No survivors had been found. When the Royal Guard finally arrived after three days, the damage had been done. Some reports say the streets literally ran red with blood. Others said the victims had been defiled even in death, hung atop bridges and streetways; their heads severed and impaled at the edges of the city, or their bodies nailed across walls, trees and everywhere they could, like a painting or sculpture borne of the mind of a madpony.

Whatever the case, one aspect stood out, as it did had during the entirety of the war. No foals had been spared. The Imperial army's forces had increased at an alarming rate because Sombra forcefully conscripted those he captured, Royal Guard or not. But the mad king clearly had no use for foals. And he wasn't known for acts of mercy either.

And now, under the command of this so called human, Thunderlane couldn't help but wonder if he'd be forced to perform such vile acts in the future. Hay, he was doing so right now.

He glowered at Permafrost, who briskly trotted ahead of him. She'd been an Imperial, like those who killed his sister and committed so many atrocities. He hated their ilk with a passion, he found, and now he was expected to work alongside them? To take orders from these monsters?

I could run, he thought. Knock her upside the head, snap her neck and make a break for it. But that did not save him from the foul sorceries of Ganondorf. The massive creature had not been shy about flaunting his power, which Thunderlane couldn't deny, was terrifying. He felt Ganondorf's magic seep into him like a toxin and even now, as he plotted this possible escape, a sharp shooting pain made itself known inside his head.

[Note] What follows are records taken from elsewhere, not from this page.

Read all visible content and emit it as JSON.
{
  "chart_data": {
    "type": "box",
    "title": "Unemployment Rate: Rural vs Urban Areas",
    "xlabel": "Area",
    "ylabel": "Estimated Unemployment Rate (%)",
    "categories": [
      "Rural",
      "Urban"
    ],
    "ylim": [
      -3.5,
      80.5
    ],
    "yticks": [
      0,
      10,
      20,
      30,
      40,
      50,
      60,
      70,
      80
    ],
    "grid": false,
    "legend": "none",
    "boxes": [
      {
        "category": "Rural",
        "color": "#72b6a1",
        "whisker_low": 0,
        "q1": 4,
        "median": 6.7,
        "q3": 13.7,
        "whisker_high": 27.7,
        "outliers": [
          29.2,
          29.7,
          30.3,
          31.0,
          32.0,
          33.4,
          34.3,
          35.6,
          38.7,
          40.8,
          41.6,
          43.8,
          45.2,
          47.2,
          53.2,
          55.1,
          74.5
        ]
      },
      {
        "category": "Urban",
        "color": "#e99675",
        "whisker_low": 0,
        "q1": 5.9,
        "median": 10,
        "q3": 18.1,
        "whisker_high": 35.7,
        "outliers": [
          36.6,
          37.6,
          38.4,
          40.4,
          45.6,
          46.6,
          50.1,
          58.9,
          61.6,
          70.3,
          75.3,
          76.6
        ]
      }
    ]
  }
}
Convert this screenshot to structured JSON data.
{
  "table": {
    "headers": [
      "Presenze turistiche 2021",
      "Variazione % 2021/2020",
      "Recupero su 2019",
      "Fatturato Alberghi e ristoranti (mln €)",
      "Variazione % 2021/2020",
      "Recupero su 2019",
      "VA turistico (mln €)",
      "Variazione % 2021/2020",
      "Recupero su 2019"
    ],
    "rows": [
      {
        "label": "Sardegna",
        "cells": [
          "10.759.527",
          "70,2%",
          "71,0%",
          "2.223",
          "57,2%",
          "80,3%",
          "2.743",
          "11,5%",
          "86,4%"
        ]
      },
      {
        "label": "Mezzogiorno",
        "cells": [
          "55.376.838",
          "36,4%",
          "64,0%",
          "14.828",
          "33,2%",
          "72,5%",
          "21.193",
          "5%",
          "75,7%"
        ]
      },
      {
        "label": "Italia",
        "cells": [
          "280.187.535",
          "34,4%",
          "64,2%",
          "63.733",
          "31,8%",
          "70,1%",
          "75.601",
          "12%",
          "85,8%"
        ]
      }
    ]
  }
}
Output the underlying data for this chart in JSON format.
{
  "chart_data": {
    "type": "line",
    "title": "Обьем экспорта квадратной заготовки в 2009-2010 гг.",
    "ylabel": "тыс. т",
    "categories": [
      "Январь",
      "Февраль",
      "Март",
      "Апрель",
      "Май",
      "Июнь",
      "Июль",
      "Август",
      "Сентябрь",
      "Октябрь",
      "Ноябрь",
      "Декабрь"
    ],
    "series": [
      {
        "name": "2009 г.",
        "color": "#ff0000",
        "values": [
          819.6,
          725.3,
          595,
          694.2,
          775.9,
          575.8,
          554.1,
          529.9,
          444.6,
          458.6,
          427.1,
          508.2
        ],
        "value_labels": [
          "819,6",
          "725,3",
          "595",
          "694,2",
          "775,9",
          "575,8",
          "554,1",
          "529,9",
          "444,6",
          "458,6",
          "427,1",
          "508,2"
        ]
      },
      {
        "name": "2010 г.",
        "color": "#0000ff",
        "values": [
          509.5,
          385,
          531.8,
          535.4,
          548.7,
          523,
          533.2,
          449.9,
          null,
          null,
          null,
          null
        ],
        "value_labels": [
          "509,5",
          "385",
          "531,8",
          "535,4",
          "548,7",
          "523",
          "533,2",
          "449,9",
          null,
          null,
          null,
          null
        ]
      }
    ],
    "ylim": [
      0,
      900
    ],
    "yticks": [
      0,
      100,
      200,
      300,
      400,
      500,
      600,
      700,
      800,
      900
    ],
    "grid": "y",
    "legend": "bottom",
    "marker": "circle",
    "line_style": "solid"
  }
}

Ganondorf claimed he could kill them all anytime and based on the dark magics Thunderlane had just been witness to, he was inclined to believe him. As much as he would have liked to escape, as much as he would love to slit the throat of the nag in front of him and save as many of his comrades as he could, the fear of death put a stop to such actions. He had to remind himself he still had his family to support and truth be told, he really didn't want to die either.

He glanced over at Twilight. She hung her head, crestfallen and followed like a prisoner facing the gallows. Thunderlane wanted to comfort her, say a few words to help her spirit, but he couldn't even know where to begin. One way or another, somepony would die soon.